Había una vez un chico al que le gustaba mucho jugar con fuego, especialmente cuando salía al campo. Lo que más le gustaba era hacer fogatas y ver cómo el fuego consumía los troncos poco a poco, hasta que, finalmente, se apagaba.
A este muchacho también le gustaba mucho ver cómo se quemaban cosas sencillas, como cuerdas, cajas o incluso plásticos. Y entre las manos nunca le faltaba un mechero, que encendía y apagaba constantemente, siempre que podía.
Un día el chico llamó a un amigo para que fuera a jugar con él.
-¿Qué te parece hacer carreras de cuerdas ardiendo? -le propuso-. A ver qué tipo es el que arde más rápido.
El amigo aceptó, muy intrigado. Quedaron en un camino rural, no muy lejos de casa, por donde apenas pasaba nadie.
Los dos amigos sacaron las cuerdas que habían llevado. Las había de todo tipo: más finas, más gruesas, de algodón, de plástico…
Los dos amigos sacaron sus mecheros.
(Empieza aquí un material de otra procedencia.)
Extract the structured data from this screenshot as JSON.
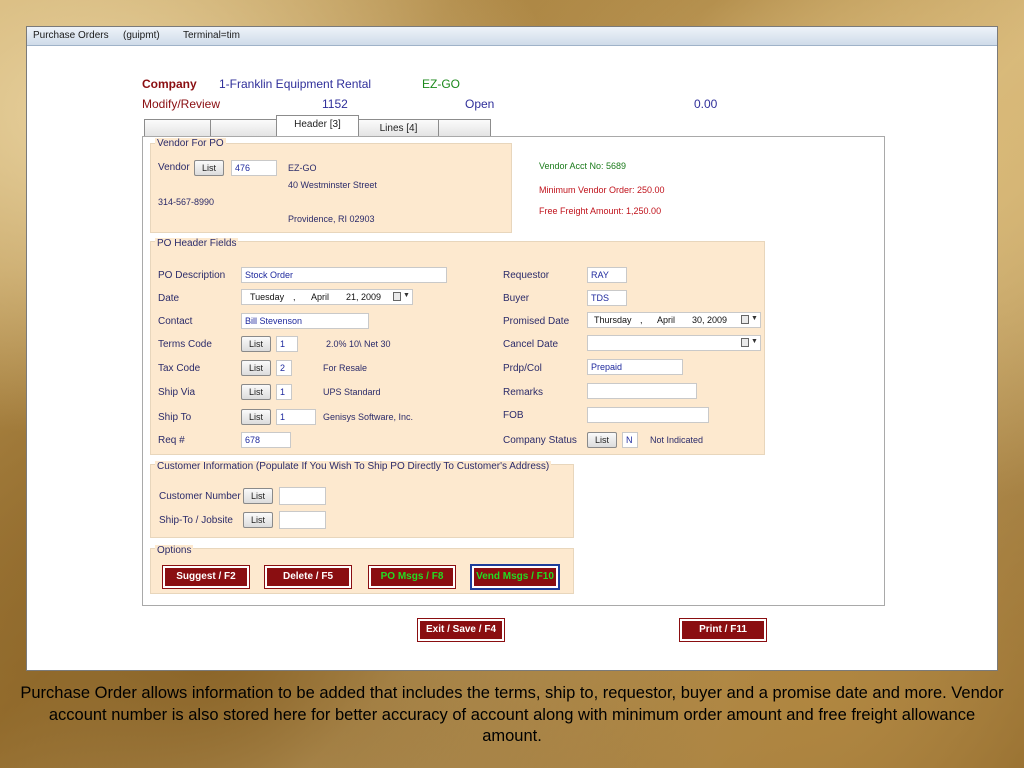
{
  "titlebar": {
    "app": "Purchase Orders",
    "program": "(guipmt)",
    "terminal": "Terminal=tim"
  },
  "header": {
    "company_label": "Company",
    "company_value": "1-Franklin Equipment Rental",
    "vendor_short": "EZ-GO",
    "mode": "Modify/Review",
    "po_number": "1152",
    "status": "Open",
    "amount": "0.00"
  },
  "tabs": [
    {
      "label": ""
    },
    {
      "label": ""
    },
    {
      "label": "Header [3]",
      "active": true
    },
    {
      "label": "Lines [4]"
    },
    {
      "label": ""
    }
  ],
  "vendor": {
    "group_title": "Vendor For PO",
    "vendor_label": "Vendor",
    "list_label": "List",
    "vendor_number": "476",
    "name": "EZ-GO",
    "street": "40 Westminster Street",
    "phone": "314-567-8990",
    "city_state_zip": "Providence, RI 02903",
    "acct_no": "Vendor Acct No: 5689",
    "min_order": "Minimum Vendor Order:   250.00",
    "free_freight": "Free Freight Amount:  1,250.00"
  },
  "po_header": {
    "group_title": "PO Header Fields",
    "description_label": "PO Description",
    "description_value": "Stock Order",
    "date_label": "Date",
    "date": {
      "weekday": "Tuesday",
      "sep": ",",
      "month": "April",
      "day_year": "21, 2009"
    },
    "contact_label": "Contact",
    "contact_value": "Bill Stevenson",
    "terms_label": "Terms Code",
    "terms_code": "1",
    "terms_desc": "2.0% 10\\ Net 30",
    "tax_label": "Tax Code",
    "tax_code": "2",
    "tax_desc": "For Resale",
    "shipvia_label": "Ship Via",
    "shipvia_code": "1",
    "shipvia_desc": "UPS Standard",
    "shipto_label": "Ship To",
    "shipto_code": "1",
    "shipto_desc": "Genisys Software, Inc.",
    "req_label": "Req #",
    "req_value": "678",
    "requestor_label": "Requestor",
    "requestor_value": "RAY",
    "buyer_label": "Buyer",
    "buyer_value": "TDS",
    "promised_label": "Promised Date",
    "promised_date": {
      "weekday": "Thursday",
      "sep": ",",
      "month": "April",
      "day_year": "30, 2009"
    },
    "cancel_label": "Cancel Date",
    "cancel_value": "",
    "prdp_label": "Prdp/Col",
    "prdp_value": "Prepaid",
    "remarks_label": "Remarks",
    "remarks_value": "",
    "fob_label": "FOB",
    "fob_value": "",
    "company_status_label": "Company Status",
    "company_status_code": "N",
    "company_status_desc": "Not Indicated",
    "list_label": "List"
  },
  "customer": {
    "group_title": "Customer Information (Populate If You Wish To Ship PO Directly To Customer's Address)",
    "number_label": "Customer Number",
    "number_value": "",
    "shipto_label": "Ship-To / Jobsite",
    "shipto_value": "",
    "list_label": "List"
  },
  "options": {
    "group_title": "Options",
    "suggest": "Suggest / F2",
    "delete": "Delete / F5",
    "po_msgs": "PO Msgs / F8",
    "vend_msgs": "Vend Msgs / F10"
  },
  "footer": {
    "exit_save": "Exit / Save / F4",
    "print": "Print / F11"
  },
  "caption": "Purchase Order allows information to be added that includes the terms, ship to, requestor, buyer and a promise date and more. Vendor account number is also stored here for better accuracy of account along with minimum order amount and free freight allowance amount.",
  "colors": {
    "accent_red": "#8a0e11",
    "group_bg": "#fde9cf",
    "link_blue": "#1f2a9e",
    "green_text": "#00c000"
  }
}
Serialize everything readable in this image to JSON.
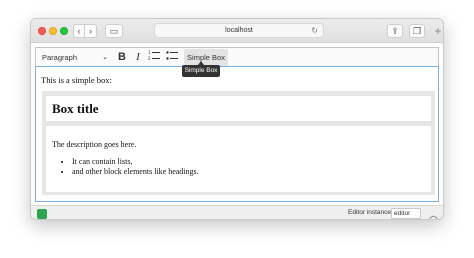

Y, a la de tres, los encendieron y empezaron a prender las cuerdas.
Pero en una de estas vino un golpe de aire y las cuerdas se fueron a la cuneta, prendiendo los matojos que había.
- Rápido, vamos a echar agua -dijo uno de ellos. Pero volvió el viento y extendió más el fuego. El agua que tenían no era suficiente.
-Vamos a echar tierra encima -dijo el otro.
Pero la tierra del camino estaba muy compactada y apenas podían cogerla con las manos.
Volvió el viento y el fuego se extendió.
-¡Hay que llamar a los bomberos! -dijo uno.
-
Pero nos caerá una buena -dijo el otro.
-¿Qué te crees que pasará si esto se convierte en un gran incendio? Hay árboles a 50 metros y estas cuentas están llenas de malas hierbas y matojos secos.
Finalmente llamaron a los bomberos, que llegaron justo antes de que el fuego prendiera los árboles más cercanos. Los chicos esperaron a que llegaran y les ayudaron.
El susto fue tal que esa fue la última vez que jugaron con fuego. Los dos amigos quedan ahora para limpiar de forma voluntaria los caminos y los bosques.